As Ontario and the GTA become more ethnically diverse, new Canadians have brought tastes for world crops from Asia, Africa and Latin America. Instead of tomatoes, think tomatillos; instead of green beans, think yard long beans.

Combining these two trends at Canada Blooms this year was the popular Edible Gardens Go Global booth, by Toronto Botanical Garden and the Friends of the Greenbelt Foundation.

Thousands of visitors filled the TBG booth over the 10-day show to get ideas for growing their own world crops this summer. Volunteers gave out 4,000 free packets of okra seeds to interested gardeners.

Among the locally-grown vegetables on display were okra from West Africa, hot peppers from China and Thailand, South Asian yard long beans, and varieties of eggplant from China and India. A repeated question from visitors was, “Where can I pick up seeds to grow these myself?”

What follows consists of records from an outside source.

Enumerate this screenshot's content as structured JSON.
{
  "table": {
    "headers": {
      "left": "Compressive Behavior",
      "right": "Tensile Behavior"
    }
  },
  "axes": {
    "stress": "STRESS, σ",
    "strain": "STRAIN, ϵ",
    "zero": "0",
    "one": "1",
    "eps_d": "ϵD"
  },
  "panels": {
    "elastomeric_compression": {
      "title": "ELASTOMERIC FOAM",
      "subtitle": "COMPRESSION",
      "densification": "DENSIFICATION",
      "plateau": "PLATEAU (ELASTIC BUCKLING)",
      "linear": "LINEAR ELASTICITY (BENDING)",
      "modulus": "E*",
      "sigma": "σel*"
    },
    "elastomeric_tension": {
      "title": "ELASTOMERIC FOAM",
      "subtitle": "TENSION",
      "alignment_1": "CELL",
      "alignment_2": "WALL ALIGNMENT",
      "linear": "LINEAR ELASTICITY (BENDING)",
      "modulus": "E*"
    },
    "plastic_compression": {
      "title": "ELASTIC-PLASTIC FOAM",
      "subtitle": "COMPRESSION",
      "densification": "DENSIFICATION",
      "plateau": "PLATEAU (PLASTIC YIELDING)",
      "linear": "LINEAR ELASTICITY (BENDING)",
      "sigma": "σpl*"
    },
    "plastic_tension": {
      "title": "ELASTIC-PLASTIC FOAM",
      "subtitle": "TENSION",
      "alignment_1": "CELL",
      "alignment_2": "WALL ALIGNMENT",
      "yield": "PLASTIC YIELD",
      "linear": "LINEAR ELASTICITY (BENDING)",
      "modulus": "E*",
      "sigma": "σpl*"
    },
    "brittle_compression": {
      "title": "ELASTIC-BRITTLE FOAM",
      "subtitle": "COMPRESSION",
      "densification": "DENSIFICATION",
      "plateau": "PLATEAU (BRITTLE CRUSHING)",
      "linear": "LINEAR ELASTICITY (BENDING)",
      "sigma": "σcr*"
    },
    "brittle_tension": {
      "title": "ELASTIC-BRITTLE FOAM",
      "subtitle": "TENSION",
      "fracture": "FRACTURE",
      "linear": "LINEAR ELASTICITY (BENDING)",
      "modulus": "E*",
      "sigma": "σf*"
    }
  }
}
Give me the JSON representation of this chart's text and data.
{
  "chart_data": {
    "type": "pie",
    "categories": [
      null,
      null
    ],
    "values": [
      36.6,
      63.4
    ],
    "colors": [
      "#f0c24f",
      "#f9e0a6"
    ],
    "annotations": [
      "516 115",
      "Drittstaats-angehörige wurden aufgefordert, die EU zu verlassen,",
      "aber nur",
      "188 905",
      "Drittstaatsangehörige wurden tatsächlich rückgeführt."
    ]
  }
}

Garden centres throughout the region can now expand offerings to include world seeds and seedlings to meet the diverse needs of their consumers.

Some suppliers already stock world crop seeds. These include William Dam Seed, Ontario Seed and McKenzie Seed Company.

Vineland Research and Innovation Centre is working to commercialize production of some world crops with local farmers. They hope to tap into the estimated $730 million market in the GTA alone — a figure that will increase as more immigrants make the region their home.

This movement to grow local, eat global started in the greenhouses of research centres and with organizations like TBG, and is now taking off among the general public, many of whom want to grow world crops themselves.